There have been concerns about increased suicidal thinking with nonstimulant ADHD medication or antidepressants. Contact your child’s doctor if you notice any signs of suicidal thinking or depression.

Giving Medications Safely

Parents should ensure their child takes the prescribed medication correctly and safely. Stimulant medications are considered safe when used as prescribed. Be cautious about misuse or abuse by others.

ADHD Behavior Therapy

Behavior therapy, social skills training, parent skills training, and counseling can benefit children with ADHD. Collaboration among teachers, parents, therapists, and physicians is essential for the best results. Addressing coexisting conditions, such as anxiety or depression, may also be necessary.

Monarch eTNS System

The Monarch external Trigeminal Nerve Stimulation (eTNS) System is a new medical device approved by the U.S. Food and Drug Administration to treat ADHD in children aged 7 to 12 who are not taking ADHD prescription medicine. It generates low-level electrical stimulation through a patch on the child’s forehead, targeting areas related to attention, emotion, and behavior.

Lifestyle and Home Remedies

Creating an environment in which your child can succeed is essential for managing ADHD. Some suggestions include:

Children at Home

  • Show affection and appreciation regularly
  • Encourage activities that improve self-esteem
  • Use simple words and demonstrate when giving directions
  • Avoid difficult situations for your child
  • Use timeouts or appropriate consequences for discipline
  • Work on organization skills
  • Keep a regular schedule for meals, naps, and bedtime
  • Encourage social interaction
  • Promote healthy lifestyle habits, including adequate rest, a balanced diet, and regular exercise

Children in School

  • Learn about school programs that can support your child
  • Stay in close communication with teachers
  • Advocate for your child’s needs

Alternative Medicine

While there’s little scientific evidence supporting alternative medicine treatments for ADHD, some therapies, such as yoga or meditation, may help children relax and manage symptoms. Special diets, vitamin or mineral supplements, herbal remedies, proprietary formulations, essential fatty acids, and neurofeedback training have been tried but require further research for conclusive evidence.

Coping and Support

Caring for a child with ADHD can be challenging for the entire family. Seek support from social services or support groups, which can offer helpful information about coping with ADHD. Make time for self-care and nurture your relationships, as a strong bond between partners can ease parenting challenges. Be patient, set small goals, and make gradual changes in behavior.
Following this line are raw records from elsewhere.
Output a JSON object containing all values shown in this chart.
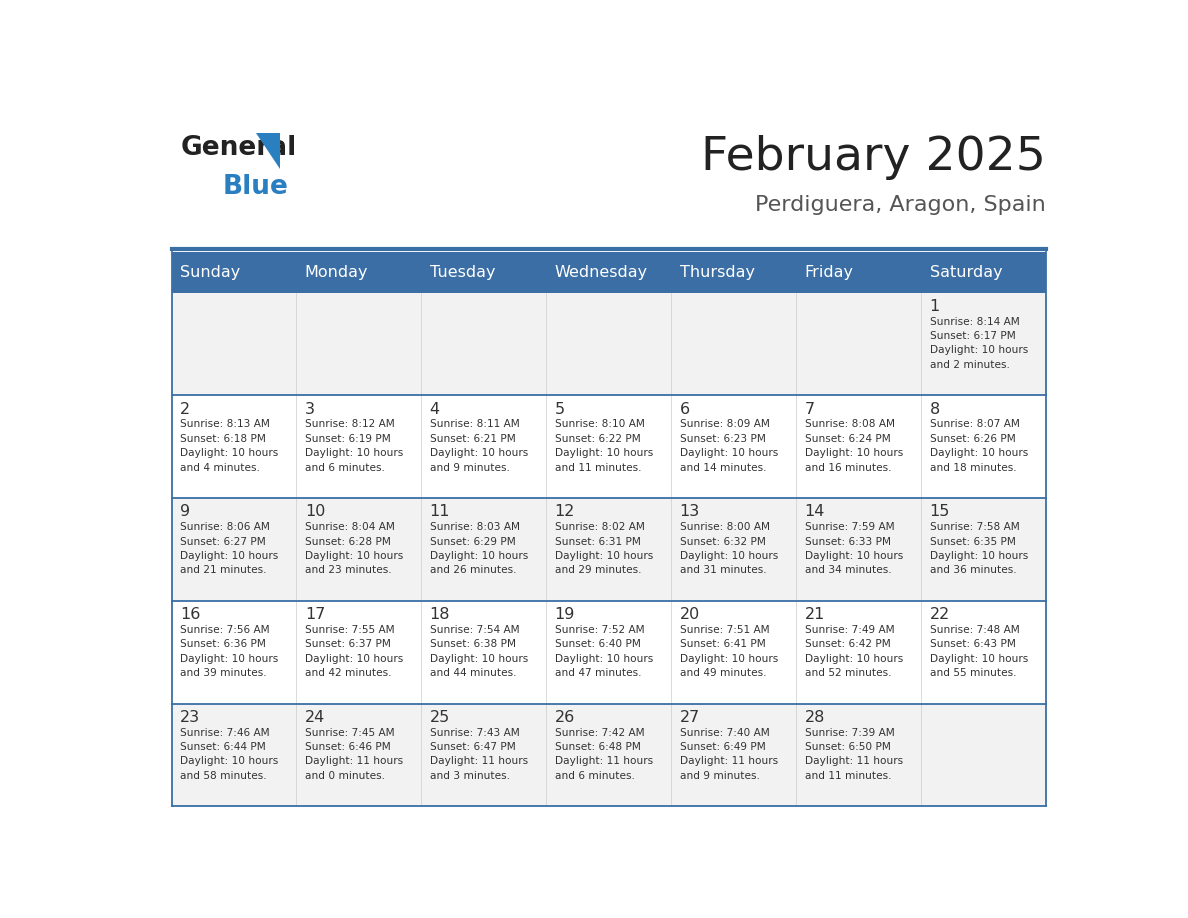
{
  "title": "February 2025",
  "subtitle": "Perdiguera, Aragon, Spain",
  "days_of_week": [
    "Sunday",
    "Monday",
    "Tuesday",
    "Wednesday",
    "Thursday",
    "Friday",
    "Saturday"
  ],
  "header_bg": "#3a6ea5",
  "header_text": "#ffffff",
  "row_bg_odd": "#f2f2f2",
  "row_bg_even": "#ffffff",
  "title_color": "#222222",
  "subtitle_color": "#555555",
  "day_number_color": "#333333",
  "cell_text_color": "#333333",
  "divider_color": "#3a6ea5",
  "logo_general_color": "#222222",
  "logo_blue_color": "#2a7fc1",
  "logo_triangle_color": "#2a7fc1",
  "weeks": [
    [
      {
        "day": null,
        "info": null
      },
      {
        "day": null,
        "info": null
      },
      {
        "day": null,
        "info": null
      },
      {
        "day": null,
        "info": null
      },
      {
        "day": null,
        "info": null
      },
      {
        "day": null,
        "info": null
      },
      {
        "day": 1,
        "info": "Sunrise: 8:14 AM\nSunset: 6:17 PM\nDaylight: 10 hours\nand 2 minutes."
      }
    ],
    [
      {
        "day": 2,
        "info": "Sunrise: 8:13 AM\nSunset: 6:18 PM\nDaylight: 10 hours\nand 4 minutes."
      },
      {
        "day": 3,
        "info": "Sunrise: 8:12 AM\nSunset: 6:19 PM\nDaylight: 10 hours\nand 6 minutes."
      },
      {
        "day": 4,
        "info": "Sunrise: 8:11 AM\nSunset: 6:21 PM\nDaylight: 10 hours\nand 9 minutes."
      },
      {
        "day": 5,
        "info": "Sunrise: 8:10 AM\nSunset: 6:22 PM\nDaylight: 10 hours\nand 11 minutes."
      },
      {
        "day": 6,
        "info": "Sunrise: 8:09 AM\nSunset: 6:23 PM\nDaylight: 10 hours\nand 14 minutes."
      },
      {
        "day": 7,
        "info": "Sunrise: 8:08 AM\nSunset: 6:24 PM\nDaylight: 10 hours\nand 16 minutes."
      },
      {
        "day": 8,
        "info": "Sunrise: 8:07 AM\nSunset: 6:26 PM\nDaylight: 10 hours\nand 18 minutes."
      }
    ],
    [
      {
        "day": 9,
        "info": "Sunrise: 8:06 AM\nSunset: 6:27 PM\nDaylight: 10 hours\nand 21 minutes."
      },
      {
        "day": 10,
        "info": "Sunrise: 8:04 AM\nSunset: 6:28 PM\nDaylight: 10 hours\nand 23 minutes."
      },
      {
        "day": 11,
        "info": "Sunrise: 8:03 AM\nSunset: 6:29 PM\nDaylight: 10 hours\nand 26 minutes."
      },
      {
        "day": 12,
        "info": "Sunrise: 8:02 AM\nSunset: 6:31 PM\nDaylight: 10 hours\nand 29 minutes."
      },
      {
        "day": 13,
        "info": "Sunrise: 8:00 AM\nSunset: 6:32 PM\nDaylight: 10 hours\nand 31 minutes."
      },
      {
        "day": 14,
        "info": "Sunrise: 7:59 AM\nSunset: 6:33 PM\nDaylight: 10 hours\nand 34 minutes."
      },
      {
        "day": 15,
        "info": "Sunrise: 7:58 AM\nSunset: 6:35 PM\nDaylight: 10 hours\nand 36 minutes."
      }
    ],
    [
      {
        "day": 16,
        "info": "Sunrise: 7:56 AM\nSunset: 6:36 PM\nDaylight: 10 hours\nand 39 minutes."
      },
      {
        "day": 17,
        "info": "Sunrise: 7:55 AM\nSunset: 6:37 PM\nDaylight: 10 hours\nand 42 minutes."
      },
      {
        "day": 18,
        "info": "Sunrise: 7:54 AM\nSunset: 6:38 PM\nDaylight: 10 hours\nand 44 minutes."
      },
      {
        "day": 19,
        "info": "Sunrise: 7:52 AM\nSunset: 6:40 PM\nDaylight: 10 hours\nand 47 minutes."
      },
      {
        "day": 20,
        "info": "Sunrise: 7:51 AM\nSunset: 6:41 PM\nDaylight: 10 hours\nand 49 minutes."
      },
      {
        "day": 21,
        "info": "Sunrise: 7:49 AM\nSunset: 6:42 PM\nDaylight: 10 hours\nand 52 minutes."
      },
      {
        "day": 22,
        "info": "Sunrise: 7:48 AM\nSunset: 6:43 PM\nDaylight: 10 hours\nand 55 minutes."
      }
    ],
    [
      {
        "day": 23,
        "info": "Sunrise: 7:46 AM\nSunset: 6:44 PM\nDaylight: 10 hours\nand 58 minutes."
      },
      {
        "day": 24,
        "info": "Sunrise: 7:45 AM\nSunset: 6:46 PM\nDaylight: 11 hours\nand 0 minutes."
      },
      {
        "day": 25,
        "info": "Sunrise: 7:43 AM\nSunset: 6:47 PM\nDaylight: 11 hours\nand 3 minutes."
      },
      {
        "day": 26,
        "info": "Sunrise: 7:42 AM\nSunset: 6:48 PM\nDaylight: 11 hours\nand 6 minutes."
      },
      {
        "day": 27,
        "info": "Sunrise: 7:40 AM\nSunset: 6:49 PM\nDaylight: 11 hours\nand 9 minutes."
      },
      {
        "day": 28,
        "info": "Sunrise: 7:39 AM\nSunset: 6:50 PM\nDaylight: 11 hours\nand 11 minutes."
      },
      {
        "day": null,
        "info": null
      }
    ]
  ]
}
Various resources, including books, guides, and websites, provide information on ADHD and coping strategies. Be cautious of unproved remedies or conflicting advice.

Preparing for Your Appointment

If you suspect your child has ADHD, start by taking them to a family doctor or pediatrician. Your doctor may refer you to a specialist based on the initial evaluation. Before the appointment, make lists of symptoms, medications, and questions for the doctor.